サッカーの話をしよう
No.1134 Jリーグにもほしい『開幕の輝き』
日本ではJリーグのシーズンの3分の2まで進んだ8月中旬、相次いで欧州の主要リーグが華々しく開幕した。
欧州のシーズン開幕は本当に明るい。40年ほど前の8月にイングランドのリーグ開幕日を取材したことがある。明るい土曜日の午後、徒歩やバスでスタジアムに向かうファン、サポーターの顔は、例外なく期待であふれんばかりに輝いていた。
欧州の国の大半はシーズンが秋に始まって翌年春に終わる「秋-春制」。Jリーグもこれに合わせられれば移籍などがよりスムーズになると言われている。議論が始まって長いが、いまだに結論が出ていない。南北に長い日本。北国のクラブの不安を払拭(ふっしょく)しきれないのだ。
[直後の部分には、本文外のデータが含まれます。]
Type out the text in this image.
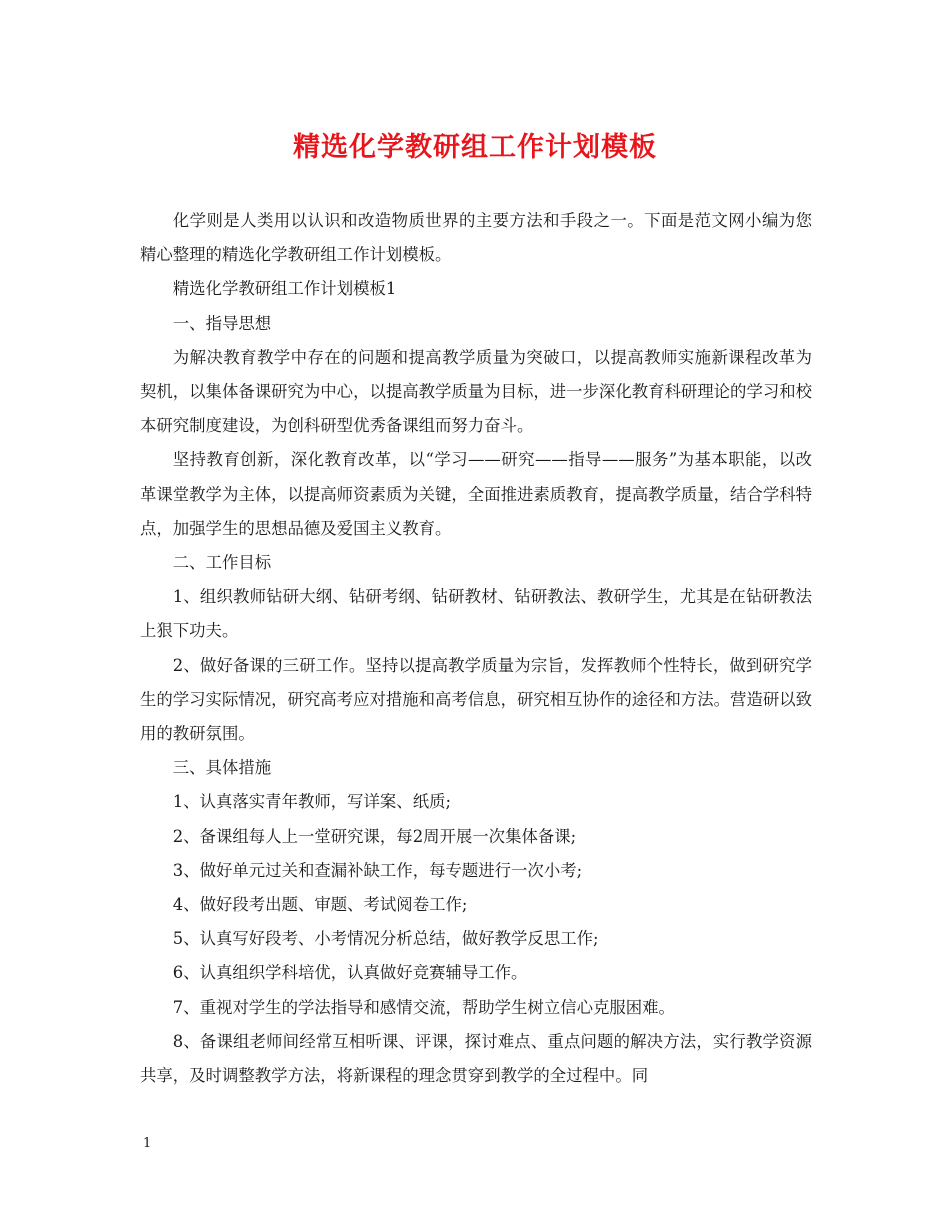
精选化学教研组工作计划模板

化学则是人类用以认识和改造物质世界的主要方法和手段之一。下面是范文网小编为您精心整理的精选化学教研组工作计划模板。

精选化学教研组工作计划模板1

一、指导思想

为解决教育教学中存在的问题和提高教学质量为突破口，以提高教师实施新课程改革为契机，以集体备课研究为中心，以提高教学质量为目标，进一步深化教育科研理论的学习和校本研究制度建设，为创科研型优秀备课组而努力奋斗。

坚持教育创新，深化教育改革，以“学习——研究——指导——服务”为基本职能，以改革课堂教学为主体，以提高师资素质为关键，全面推进素质教育，提高教学质量，结合学科特点，加强学生的思想品德及爱国主义教育。

二、工作目标

1、组织教师钻研大纲、钻研考纲、钻研教材、钻研教法、教研学生，尤其是在钻研教法上狠下功夫。

2、做好备课的三研工作。坚持以提高教学质量为宗旨，发挥教师个性特长，做到研究学生的学习实际情况，研究高考应对措施和高考信息，研究相互协作的途径和方法。营造研以致用的教研氛围。

三、具体措施

1、认真落实青年教师，写详案、纸质;

2、备课组每人上一堂研究课，每2周开展一次集体备课;

3、做好单元过关和查漏补缺工作，每专题进行一次小考;

4、做好段考出题、审题、考试阅卷工作;

5、认真写好段考、小考情况分析总结，做好教学反思工作;

6、认真组织学科培优，认真做好竞赛辅导工作。

7、重视对学生的学法指导和感情交流，帮助学生树立信心克服困难。

8、备课组老师间经常互相听课、评课，探讨难点、重点问题的解决方法，实行教学资源共享，及时调整教学方法，将新课程的理念贯穿到教学的全过程中。同

1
Jリーグ以前の日本のトップリーグは「秋-春制」だった。1965年に日本サッカーリーグ(JSL)が始まったときは6月開幕、11月閉幕の「春-秋制」だったが、1986年にワールドカップ(6月)とアジア大会(9月)が重なった際に開幕を10月25日まで遅らせ、閉幕は翌年の5月17日とした。前年も閉幕は年をまたいだのだが、この年から正式にシーズン表記も「86/87」と複数年を示した。ただし当時のJSLには東北以北のチームはなかった。
それをJリーグ・スタートに当たって「春-秋制」に戻した。JSL時代と同様、当初のJリーグには東北以北のチームはなかった。積雪や寒さの心配があったわけではない。「観戦に最も適した時期に」という、「観客ファースト」の姿勢からだった。
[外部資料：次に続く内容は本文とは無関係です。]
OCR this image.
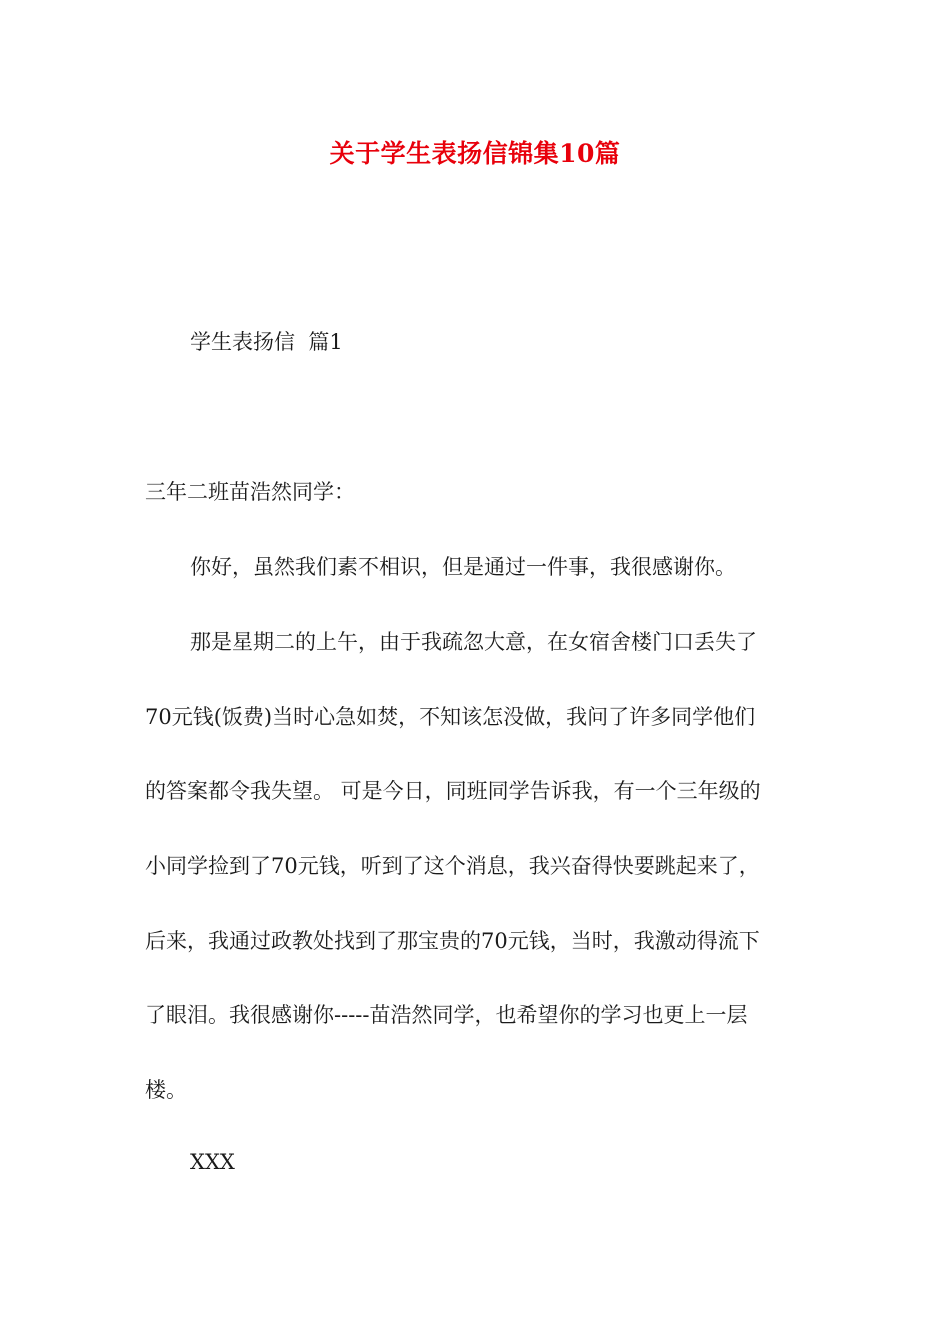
关于学生表扬信锦集10篇

学生表扬信  篇1

三年二班苗浩然同学：

你好，虽然我们素不相识，但是通过一件事，我很感谢你。

那是星期二的上午，由于我疏忽大意，在女宿舍楼门口丢失了

70元钱(饭费)当时心急如焚，不知该怎没做，我问了许多同学他们

的答案都令我失望。 可是今日，同班同学告诉我，有一个三年级的

小同学捡到了70元钱，听到了这个消息，我兴奋得快要跳起来了，

后来，我通过政教处找到了那宝贵的70元钱，当时，我激动得流下

了眼泪。我很感谢你-----苗浩然同学，也希望你的学习也更上一层

楼。

XXX
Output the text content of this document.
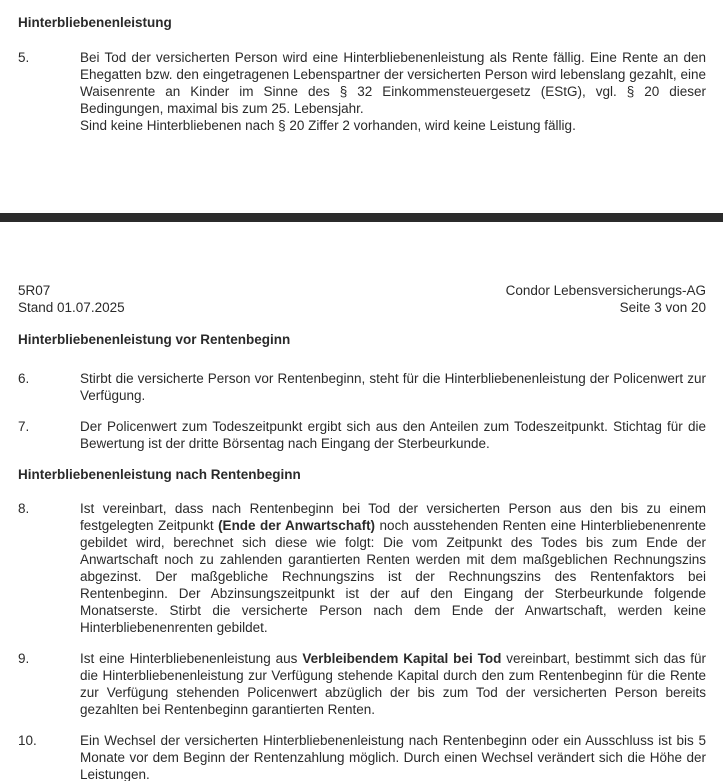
Hinterbliebenenleistung
5.	Bei Tod der versicherten Person wird eine Hinterbliebenenleistung als Rente fällig. Eine Rente an den Ehegatten bzw. den eingetragenen Lebenspartner der versicherten Person wird lebenslang gezahlt, eine Waisenrente an Kinder im Sinne des § 32 Einkommensteuergesetz (EStG), vgl. § 20 dieser Bedingungen, maximal bis zum 25. Lebensjahr.

Sind keine Hinterbliebenen nach § 20 Ziffer 2 vorhanden, wird keine Leistung fällig.

5R07
Stand 01.07.2025
Condor Lebensversicherungs-AG
Seite 3 von 20
Hinterbliebenenleistung vor Rentenbeginn
6.	Stirbt die versicherte Person vor Rentenbeginn, steht für die Hinterbliebenenleistung der Policenwert zur Verfügung.

7.	Der Policenwert zum Todeszeitpunkt ergibt sich aus den Anteilen zum Todeszeitpunkt. Stichtag für die Bewertung ist der dritte Börsentag nach Eingang der Sterbeurkunde.

Hinterbliebenenleistung nach Rentenbeginn
8.	Ist vereinbart, dass nach Rentenbeginn bei Tod der versicherten Person aus den bis zu einem festgelegten Zeitpunkt (Ende der Anwartschaft) noch ausstehenden Renten eine Hinterbliebenenrente gebildet wird, berechnet sich diese wie folgt: Die vom Zeitpunkt des Todes bis zum Ende der Anwartschaft noch zu zahlenden garantierten Renten werden mit dem maßgeblichen Rechnungszins abgezinst. Der maßgebliche Rechnungszins ist der Rechnungszins des Rentenfaktors bei Rentenbeginn. Der Abzinsungszeitpunkt ist der auf den Eingang der Sterbeurkunde folgende Monatserste. Stirbt die versicherte Person nach dem Ende der Anwartschaft, werden keine Hinterbliebenenrenten gebildet.

9.	Ist eine Hinterbliebenenleistung aus Verbleibendem Kapital bei Tod vereinbart, bestimmt sich das für die Hinterbliebenenleistung zur Verfügung stehende Kapital durch den zum Rentenbeginn für die Rente zur Verfügung stehenden Policenwert abzüglich der bis zum Tod der versicherten Person bereits gezahlten bei Rentenbeginn garantierten Renten.

10.	Ein Wechsel der versicherten Hinterbliebenenleistung nach Rentenbeginn oder ein Ausschluss ist bis 5 Monate vor dem Beginn der Rentenzahlung möglich. Durch einen Wechsel verändert sich die Höhe der Leistungen.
日本の「新年度」は4月、すなわち春に始まる。学生も会社員も、桜の季節に新しいスタートを切る。私たちにはこのイメージがすっかり刷り込まれてしまっている。だがそれも、明治初頭には年度切り替えが7月と決められたのに、わずか10年余りで、しかも財政逼迫の明治政府が帳尻を合わせるために酒造税納期に合わせて強引に4月に変え、自治体、企業、学校も合わせさせられたと聞くと驚く。
ことしのJリーグ開幕は2月25日だった。3月いっぱいはダウンコートを手放せなかった。来年元日の天皇杯まで続くシーズンは、すでに「春-秋制」ならぬ「冬-冬制」と言っていい。寒さのなかの観戦も辛いが、近年では夏の暑さが厳しくなり、観戦もけっして快適とは言えない。「観客ファースト」というなら、盛夏を避けるほうがいいかもしれない。
現在のJリーグ、寒さに震えながらの開幕には、残念ながら欧州のようなはずむような明るさはない。「シーズン開幕の輝き」という要素だけでも、「秋-春制」導入の意味はあると私は思っている。